TiDB

TiDB speaks the MySQL wire protocol, so Memori integrates with it through the same SQLAlchemy / PyMySQL path as MySQL. Memori auto-detects TiDB from SELECT VERSION() and routes it through a dedicated TiDB integration path that reuses the MySQL storage family.

Install

Install TiDB Driver
pip install memori pymysql sqlalchemy certifi

Quick Start

TiDB Connection
from memori import Memori
import certifi
from sqlalchemy import create_engine
from sqlalchemy.orm import sessionmaker

engine = create_engine(
    "mysql+pymysql://user:password@host:4000/memori_db?charset=utf8mb4",
    connect_args={"ssl": {"ca": certifi.where()}},
    pool_pre_ping=True,
    pool_recycle=1800,
)
SessionLocal = sessionmaker(bind=engine)

mem = Memori(conn=SessionLocal)
mem.config.storage.build()

Connection Strings

EnvironmentConnection String
Local / Self-hostedmysql+pymysql://user:pass@host:4000/memori_db?charset=utf8mb4
TiDB Cloudmysql+pymysql://user:pass@gateway.example.tidbcloud.com:4000/memori_db?charset=utf8mb4
With TLS paramsmysql+pymysql://user:pass@host:4000/memori_db?charset=utf8mb4&ssl_verify_cert=true

Use the connection string provided by your TiDB deployment or TiDB Cloud instance.

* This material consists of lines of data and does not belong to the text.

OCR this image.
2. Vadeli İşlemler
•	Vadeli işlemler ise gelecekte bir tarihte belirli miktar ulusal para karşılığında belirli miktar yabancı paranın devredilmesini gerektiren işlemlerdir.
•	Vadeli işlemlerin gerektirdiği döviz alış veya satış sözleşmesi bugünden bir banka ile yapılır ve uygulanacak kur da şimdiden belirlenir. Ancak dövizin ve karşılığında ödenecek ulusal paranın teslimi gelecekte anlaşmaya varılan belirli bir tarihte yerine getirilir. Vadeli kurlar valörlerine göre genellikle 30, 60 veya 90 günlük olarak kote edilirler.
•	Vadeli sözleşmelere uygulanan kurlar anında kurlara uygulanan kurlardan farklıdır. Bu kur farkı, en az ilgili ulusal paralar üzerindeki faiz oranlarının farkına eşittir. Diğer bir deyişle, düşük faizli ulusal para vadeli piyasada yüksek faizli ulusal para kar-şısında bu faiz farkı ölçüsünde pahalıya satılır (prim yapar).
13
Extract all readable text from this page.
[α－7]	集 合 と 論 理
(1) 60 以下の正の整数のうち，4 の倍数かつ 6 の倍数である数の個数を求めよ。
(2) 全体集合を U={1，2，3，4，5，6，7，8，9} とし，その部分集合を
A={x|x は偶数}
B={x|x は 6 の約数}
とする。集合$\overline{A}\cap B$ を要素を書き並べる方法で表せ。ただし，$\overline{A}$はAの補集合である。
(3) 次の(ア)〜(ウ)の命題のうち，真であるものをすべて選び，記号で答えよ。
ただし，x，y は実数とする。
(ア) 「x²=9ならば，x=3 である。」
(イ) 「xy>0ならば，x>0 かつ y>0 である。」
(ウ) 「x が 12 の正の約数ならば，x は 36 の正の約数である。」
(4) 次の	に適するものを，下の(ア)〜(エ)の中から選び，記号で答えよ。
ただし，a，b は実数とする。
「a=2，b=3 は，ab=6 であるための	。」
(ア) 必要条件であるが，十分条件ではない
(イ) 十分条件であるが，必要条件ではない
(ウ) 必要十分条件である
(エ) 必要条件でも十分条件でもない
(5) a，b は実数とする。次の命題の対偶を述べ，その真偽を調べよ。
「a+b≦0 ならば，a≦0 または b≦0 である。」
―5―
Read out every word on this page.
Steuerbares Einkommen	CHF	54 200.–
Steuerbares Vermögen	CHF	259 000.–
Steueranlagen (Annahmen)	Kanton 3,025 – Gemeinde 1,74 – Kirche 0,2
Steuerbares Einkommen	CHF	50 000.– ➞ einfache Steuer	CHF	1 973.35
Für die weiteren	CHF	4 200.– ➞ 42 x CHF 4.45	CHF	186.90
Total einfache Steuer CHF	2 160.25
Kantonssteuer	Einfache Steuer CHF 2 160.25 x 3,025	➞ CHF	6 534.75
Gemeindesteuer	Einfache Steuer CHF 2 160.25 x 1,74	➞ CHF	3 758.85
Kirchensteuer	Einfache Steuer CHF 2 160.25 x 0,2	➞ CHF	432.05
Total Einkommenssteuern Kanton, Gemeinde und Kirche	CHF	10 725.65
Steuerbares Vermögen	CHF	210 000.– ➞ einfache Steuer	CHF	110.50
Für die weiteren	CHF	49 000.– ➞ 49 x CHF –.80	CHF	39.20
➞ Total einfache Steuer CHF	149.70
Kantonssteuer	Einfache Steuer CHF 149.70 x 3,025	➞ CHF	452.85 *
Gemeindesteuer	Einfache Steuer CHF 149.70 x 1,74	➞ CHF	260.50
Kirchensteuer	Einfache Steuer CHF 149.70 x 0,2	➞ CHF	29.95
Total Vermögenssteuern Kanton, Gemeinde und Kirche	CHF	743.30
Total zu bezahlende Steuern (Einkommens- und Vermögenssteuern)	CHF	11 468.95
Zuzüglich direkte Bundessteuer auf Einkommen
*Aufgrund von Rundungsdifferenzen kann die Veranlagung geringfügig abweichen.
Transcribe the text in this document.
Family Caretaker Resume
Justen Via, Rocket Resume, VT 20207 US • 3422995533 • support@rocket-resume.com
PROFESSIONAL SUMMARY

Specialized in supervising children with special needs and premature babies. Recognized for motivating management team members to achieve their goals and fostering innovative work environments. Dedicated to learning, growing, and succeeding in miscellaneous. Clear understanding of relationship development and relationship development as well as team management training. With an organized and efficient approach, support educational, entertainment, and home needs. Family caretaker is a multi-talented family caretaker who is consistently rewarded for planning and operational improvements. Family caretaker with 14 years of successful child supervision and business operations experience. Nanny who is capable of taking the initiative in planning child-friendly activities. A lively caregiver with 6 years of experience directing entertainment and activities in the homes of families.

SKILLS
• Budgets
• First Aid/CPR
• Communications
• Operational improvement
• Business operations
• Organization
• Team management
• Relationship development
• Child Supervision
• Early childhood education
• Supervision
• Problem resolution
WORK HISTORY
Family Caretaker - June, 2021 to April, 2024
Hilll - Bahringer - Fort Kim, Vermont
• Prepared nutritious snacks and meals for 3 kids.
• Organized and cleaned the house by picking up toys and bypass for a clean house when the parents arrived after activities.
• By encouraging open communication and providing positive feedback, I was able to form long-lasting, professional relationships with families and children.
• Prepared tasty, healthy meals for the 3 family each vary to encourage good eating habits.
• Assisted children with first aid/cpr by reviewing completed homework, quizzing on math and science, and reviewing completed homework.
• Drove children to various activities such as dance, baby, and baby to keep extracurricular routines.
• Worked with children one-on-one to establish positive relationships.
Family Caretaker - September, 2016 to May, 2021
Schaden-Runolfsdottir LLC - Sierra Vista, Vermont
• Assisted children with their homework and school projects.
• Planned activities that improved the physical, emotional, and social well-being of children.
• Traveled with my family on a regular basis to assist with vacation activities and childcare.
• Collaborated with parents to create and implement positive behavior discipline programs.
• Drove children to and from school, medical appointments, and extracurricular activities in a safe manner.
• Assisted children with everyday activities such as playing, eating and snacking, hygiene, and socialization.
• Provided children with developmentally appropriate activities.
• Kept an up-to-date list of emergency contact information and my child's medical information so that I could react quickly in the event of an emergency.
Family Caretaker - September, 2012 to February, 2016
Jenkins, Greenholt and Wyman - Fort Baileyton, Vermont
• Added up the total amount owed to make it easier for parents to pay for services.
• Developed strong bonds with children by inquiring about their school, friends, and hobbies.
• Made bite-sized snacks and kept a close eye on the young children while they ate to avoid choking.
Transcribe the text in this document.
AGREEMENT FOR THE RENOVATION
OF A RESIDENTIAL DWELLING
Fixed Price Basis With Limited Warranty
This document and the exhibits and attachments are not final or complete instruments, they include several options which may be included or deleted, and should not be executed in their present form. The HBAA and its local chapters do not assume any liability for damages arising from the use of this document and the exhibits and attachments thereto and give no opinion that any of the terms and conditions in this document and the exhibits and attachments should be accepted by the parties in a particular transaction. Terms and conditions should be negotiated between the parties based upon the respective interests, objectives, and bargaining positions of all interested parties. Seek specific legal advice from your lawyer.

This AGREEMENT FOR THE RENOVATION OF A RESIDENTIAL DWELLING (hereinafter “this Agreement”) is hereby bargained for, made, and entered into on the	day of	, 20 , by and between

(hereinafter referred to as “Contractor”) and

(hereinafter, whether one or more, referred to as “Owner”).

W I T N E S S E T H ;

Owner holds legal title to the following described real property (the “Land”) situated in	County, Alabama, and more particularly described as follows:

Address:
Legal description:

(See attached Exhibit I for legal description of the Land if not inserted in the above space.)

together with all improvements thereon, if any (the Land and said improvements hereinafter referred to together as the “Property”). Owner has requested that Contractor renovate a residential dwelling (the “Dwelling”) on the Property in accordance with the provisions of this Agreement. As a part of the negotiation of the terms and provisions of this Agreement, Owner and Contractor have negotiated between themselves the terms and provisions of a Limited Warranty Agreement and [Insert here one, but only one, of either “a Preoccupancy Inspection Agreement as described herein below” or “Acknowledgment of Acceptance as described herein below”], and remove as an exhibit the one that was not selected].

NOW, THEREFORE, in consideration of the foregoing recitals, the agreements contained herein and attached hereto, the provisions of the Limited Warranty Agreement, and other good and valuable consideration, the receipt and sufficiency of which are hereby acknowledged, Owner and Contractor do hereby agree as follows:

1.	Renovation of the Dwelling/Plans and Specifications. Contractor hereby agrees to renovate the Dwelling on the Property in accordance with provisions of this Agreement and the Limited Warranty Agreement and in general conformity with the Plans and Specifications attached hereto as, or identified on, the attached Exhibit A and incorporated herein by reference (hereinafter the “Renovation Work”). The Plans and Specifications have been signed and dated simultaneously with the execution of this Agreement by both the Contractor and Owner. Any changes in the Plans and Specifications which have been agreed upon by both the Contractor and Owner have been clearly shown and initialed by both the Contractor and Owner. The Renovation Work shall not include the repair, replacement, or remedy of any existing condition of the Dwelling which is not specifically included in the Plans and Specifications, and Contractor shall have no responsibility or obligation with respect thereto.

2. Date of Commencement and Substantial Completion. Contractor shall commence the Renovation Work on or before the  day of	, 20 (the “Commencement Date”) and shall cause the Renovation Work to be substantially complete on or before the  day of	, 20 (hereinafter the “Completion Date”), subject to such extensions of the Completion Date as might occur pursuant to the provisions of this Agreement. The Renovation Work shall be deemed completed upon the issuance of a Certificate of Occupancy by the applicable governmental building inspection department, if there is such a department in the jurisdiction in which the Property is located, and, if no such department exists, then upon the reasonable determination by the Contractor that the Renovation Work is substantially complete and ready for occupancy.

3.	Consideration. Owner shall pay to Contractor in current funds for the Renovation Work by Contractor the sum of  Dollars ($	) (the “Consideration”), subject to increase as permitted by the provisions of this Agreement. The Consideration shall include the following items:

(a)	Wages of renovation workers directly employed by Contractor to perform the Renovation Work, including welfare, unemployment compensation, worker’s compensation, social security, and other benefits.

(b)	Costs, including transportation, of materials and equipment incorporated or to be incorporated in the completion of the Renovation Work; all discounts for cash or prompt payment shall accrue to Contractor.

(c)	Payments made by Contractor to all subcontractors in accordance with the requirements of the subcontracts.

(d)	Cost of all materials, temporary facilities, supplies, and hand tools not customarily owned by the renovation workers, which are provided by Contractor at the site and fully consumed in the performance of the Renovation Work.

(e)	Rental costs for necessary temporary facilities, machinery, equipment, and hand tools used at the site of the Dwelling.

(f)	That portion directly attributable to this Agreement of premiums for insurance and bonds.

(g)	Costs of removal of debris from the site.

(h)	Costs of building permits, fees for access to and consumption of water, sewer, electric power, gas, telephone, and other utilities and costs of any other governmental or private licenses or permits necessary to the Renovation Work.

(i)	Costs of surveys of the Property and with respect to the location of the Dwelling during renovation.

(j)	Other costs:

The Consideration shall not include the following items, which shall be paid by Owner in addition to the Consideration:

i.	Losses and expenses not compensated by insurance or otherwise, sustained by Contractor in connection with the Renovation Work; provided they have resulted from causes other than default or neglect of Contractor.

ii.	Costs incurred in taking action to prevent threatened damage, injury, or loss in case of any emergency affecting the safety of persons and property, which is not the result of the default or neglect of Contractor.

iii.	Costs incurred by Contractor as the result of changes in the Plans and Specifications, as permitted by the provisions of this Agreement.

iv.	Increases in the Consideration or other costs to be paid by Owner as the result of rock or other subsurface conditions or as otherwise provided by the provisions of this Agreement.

For TiDB Cloud Serverless with SQLAlchemy + PyMySQL, pass TLS through connect_args={"ssl": {"ca": certifi.where()}} so the driver uses a trusted CA bundle. Memori does not require a separate adapter.

Complete Example

import os
import certifi
from sqlalchemy import create_engine
from sqlalchemy.orm import sessionmaker
from memori import Memori
from openai import OpenAI

engine = create_engine(
    os.getenv("DATABASE_CONNECTION_STRING"),
    connect_args={"ssl": {"ca": certifi.where()}} if os.getenv("DATABASE_USE_TLS") else {},
    pool_pre_ping=True,
    pool_recycle=1800,
)
SessionLocal = sessionmaker(bind=engine)

client = OpenAI(api_key=os.getenv("OPENAI_API_KEY"))
mem = Memori(conn=SessionLocal).llm.register(client)
mem.attribution(entity_id="user_123", process_id="my_agent")
mem.config.storage.build()

response = client.chat.completions.create(
    model="gpt-4.1-mini",
    messages=[{"role": "user", "content": "I work on distributed systems."}]
)
print(response.choices[0].message.content)

mem.augmentation.wait()
facts = mem.recall("distributed systems")
print(facts)

Why TiDB?

  • MySQL compatibility: Works with the same client stack most Python apps already use.
  • Distributed SQL: Good match for multi-tenant memory services that need horizontal growth.
  • Operational simplicity: Easy path from local prototyping to TiDB Cloud without changing Memori code.

Notes

  • TiDB currently follows the same Memori storage family as MySQL. This keeps the integration low-risk and smooth for other MySQL-compatible systems.
  • TiDB Cloud Serverless requires secure transport. With SQLAlchemy + PyMySQL, the simplest working setup is certifi plus connect_args={"ssl": {"ca": certifi.where()}}.
  • If you later want TiDB-specific optimizations, such as native vector support, those can be layered in separately without changing the basic BYODB path.